When to use it vs alternatives

Use this calculator for quick everyday estimates, date math, percentages, bill splitting, or simple planning. Use an official source or domain-specific calculator when legal, billing, payroll, or compliance accuracy is required.

Frequently asked questions

Which bitwise operations does this calculator support?

AND (&), OR (|), XOR (^), NOT (~), left shift («) and right shift (»). NOT is unary so it ignores the second operand; the shift operations treat the second value as the number of positions to shift.

What input formats can I use?

Decimal, hexadecimal with a 0x prefix, binary with 0b, and octal with 0o — for example 12, 0xC, 0b1100, and 0o14 all represent the same value. You can mix formats between the two operands.

Why do I need to pick a bit width?

NOT and the binary/hex views depend on how many bits represent the number. At 8-bit, NOT 0 is 255 (0xFF); at 32-bit it is 4294967295. The width also controls zero-padding in the binary output, so choose the width of the integer type you are modelling (uint8, uint16, uint32, uint64).
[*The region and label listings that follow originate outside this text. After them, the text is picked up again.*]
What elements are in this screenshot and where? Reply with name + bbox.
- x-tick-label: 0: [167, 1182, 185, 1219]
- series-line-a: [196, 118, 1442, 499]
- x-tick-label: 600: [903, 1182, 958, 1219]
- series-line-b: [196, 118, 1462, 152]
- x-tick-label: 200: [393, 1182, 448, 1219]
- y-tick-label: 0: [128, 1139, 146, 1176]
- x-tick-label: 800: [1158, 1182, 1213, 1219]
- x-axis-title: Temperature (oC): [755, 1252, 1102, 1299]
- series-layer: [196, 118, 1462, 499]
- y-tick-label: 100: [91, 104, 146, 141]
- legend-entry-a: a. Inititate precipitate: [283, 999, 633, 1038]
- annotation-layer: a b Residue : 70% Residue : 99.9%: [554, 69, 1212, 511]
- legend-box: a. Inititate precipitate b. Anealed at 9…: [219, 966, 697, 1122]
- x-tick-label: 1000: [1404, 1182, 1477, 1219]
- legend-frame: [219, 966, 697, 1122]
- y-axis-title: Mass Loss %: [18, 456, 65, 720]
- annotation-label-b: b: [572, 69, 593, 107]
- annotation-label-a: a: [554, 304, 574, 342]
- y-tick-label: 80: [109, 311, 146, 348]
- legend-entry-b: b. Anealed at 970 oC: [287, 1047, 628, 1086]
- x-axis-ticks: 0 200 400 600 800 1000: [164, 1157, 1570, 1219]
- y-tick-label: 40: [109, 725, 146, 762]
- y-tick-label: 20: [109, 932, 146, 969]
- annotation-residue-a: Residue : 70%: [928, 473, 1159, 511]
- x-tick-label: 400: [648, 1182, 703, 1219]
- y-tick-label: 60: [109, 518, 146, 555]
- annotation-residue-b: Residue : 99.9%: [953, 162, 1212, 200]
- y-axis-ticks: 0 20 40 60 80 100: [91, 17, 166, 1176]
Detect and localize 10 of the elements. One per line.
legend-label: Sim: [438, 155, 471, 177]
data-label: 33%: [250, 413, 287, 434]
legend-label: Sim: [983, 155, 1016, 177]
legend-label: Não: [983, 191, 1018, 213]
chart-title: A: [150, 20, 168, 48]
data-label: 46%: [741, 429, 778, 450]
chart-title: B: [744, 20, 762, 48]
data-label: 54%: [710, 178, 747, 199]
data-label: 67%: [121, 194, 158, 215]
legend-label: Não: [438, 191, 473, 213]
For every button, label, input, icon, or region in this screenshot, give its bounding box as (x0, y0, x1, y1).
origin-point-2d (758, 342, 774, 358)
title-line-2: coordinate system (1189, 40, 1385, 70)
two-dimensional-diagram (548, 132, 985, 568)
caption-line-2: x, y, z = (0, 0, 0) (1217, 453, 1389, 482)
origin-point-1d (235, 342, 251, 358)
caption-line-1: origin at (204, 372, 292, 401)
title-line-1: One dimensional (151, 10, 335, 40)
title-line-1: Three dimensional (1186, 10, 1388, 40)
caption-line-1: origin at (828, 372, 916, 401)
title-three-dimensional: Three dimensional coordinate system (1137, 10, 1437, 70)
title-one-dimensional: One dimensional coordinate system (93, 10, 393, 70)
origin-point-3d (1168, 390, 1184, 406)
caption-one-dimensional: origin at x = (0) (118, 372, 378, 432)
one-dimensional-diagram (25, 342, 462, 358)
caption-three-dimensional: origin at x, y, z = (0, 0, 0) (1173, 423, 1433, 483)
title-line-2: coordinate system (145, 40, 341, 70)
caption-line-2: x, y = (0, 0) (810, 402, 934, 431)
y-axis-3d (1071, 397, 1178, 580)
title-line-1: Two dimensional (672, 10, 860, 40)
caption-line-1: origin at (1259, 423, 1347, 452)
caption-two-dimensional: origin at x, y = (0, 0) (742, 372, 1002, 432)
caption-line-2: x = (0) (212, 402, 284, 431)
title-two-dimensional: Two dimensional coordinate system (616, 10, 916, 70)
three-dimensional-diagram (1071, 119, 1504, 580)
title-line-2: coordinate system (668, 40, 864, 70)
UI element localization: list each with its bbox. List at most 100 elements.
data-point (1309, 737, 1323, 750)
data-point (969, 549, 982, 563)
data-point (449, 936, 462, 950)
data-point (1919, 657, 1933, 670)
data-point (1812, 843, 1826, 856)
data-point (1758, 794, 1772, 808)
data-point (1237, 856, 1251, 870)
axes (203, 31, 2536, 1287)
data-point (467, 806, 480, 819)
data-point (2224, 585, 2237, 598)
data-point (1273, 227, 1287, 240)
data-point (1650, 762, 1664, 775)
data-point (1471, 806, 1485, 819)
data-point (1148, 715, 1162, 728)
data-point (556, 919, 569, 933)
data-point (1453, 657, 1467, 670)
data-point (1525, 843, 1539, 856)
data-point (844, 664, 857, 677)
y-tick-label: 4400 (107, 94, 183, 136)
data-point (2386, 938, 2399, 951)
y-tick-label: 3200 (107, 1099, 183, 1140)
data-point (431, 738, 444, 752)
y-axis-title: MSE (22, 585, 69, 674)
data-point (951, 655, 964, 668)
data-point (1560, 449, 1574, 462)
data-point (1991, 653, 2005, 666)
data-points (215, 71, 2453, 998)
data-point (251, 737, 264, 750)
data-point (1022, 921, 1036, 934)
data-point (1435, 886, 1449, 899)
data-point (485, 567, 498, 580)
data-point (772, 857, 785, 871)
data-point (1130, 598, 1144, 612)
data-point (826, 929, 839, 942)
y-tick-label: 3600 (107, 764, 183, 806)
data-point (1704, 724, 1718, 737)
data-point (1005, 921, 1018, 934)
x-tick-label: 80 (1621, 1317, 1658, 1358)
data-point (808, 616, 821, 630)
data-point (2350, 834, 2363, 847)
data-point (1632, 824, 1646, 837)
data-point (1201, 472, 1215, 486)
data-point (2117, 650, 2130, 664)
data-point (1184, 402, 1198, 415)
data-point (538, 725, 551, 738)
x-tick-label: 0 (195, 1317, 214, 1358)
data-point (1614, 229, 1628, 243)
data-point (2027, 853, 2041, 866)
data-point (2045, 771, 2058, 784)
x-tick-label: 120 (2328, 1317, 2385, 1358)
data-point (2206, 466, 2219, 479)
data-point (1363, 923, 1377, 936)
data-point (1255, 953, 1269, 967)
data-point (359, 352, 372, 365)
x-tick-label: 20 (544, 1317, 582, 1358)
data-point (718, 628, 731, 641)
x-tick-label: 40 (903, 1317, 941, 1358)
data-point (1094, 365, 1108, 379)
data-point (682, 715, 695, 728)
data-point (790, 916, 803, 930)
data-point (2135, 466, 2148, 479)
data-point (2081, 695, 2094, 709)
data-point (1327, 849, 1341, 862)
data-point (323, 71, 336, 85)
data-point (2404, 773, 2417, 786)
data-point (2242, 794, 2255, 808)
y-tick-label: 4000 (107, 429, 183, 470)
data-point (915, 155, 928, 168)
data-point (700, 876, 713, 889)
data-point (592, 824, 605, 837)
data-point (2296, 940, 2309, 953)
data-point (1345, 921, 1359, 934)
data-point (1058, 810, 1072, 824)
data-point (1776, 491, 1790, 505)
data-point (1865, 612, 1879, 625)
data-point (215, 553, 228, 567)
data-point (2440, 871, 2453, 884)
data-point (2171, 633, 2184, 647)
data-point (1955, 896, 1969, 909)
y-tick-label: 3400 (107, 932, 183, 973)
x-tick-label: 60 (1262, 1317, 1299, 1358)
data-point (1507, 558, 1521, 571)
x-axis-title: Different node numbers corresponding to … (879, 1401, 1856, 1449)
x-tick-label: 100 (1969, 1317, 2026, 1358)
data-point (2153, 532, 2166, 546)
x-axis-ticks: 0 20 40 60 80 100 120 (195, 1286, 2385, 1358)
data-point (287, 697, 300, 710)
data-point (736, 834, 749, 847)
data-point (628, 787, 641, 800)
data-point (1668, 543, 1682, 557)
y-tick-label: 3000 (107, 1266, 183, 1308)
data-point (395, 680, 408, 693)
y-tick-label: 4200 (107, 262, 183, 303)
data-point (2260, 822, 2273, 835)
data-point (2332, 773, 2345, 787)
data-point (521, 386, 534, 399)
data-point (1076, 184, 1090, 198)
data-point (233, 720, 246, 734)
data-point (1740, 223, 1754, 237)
Are results signed or unsigned?

Results are shown unsigned within the chosen bit width — every value is masked to that width so the binary and hex representations are unambiguous. If you need a two's-complement signed interpretation, read the binary and apply the sign bit yourself.

Does it handle 64-bit numbers accurately?

Yes. The calculator uses JavaScript BigInt rather than the 32-bit integers that normal JS bitwise operators are limited to, so 64-bit AND/OR/XOR/shift results are exact with no precision loss.

Is anything sent to a server?

No. All arithmetic runs in your browser with BigInt and there is no eval anywhere in the code. Nothing is uploaded or stored — the tool works fully offline once loaded.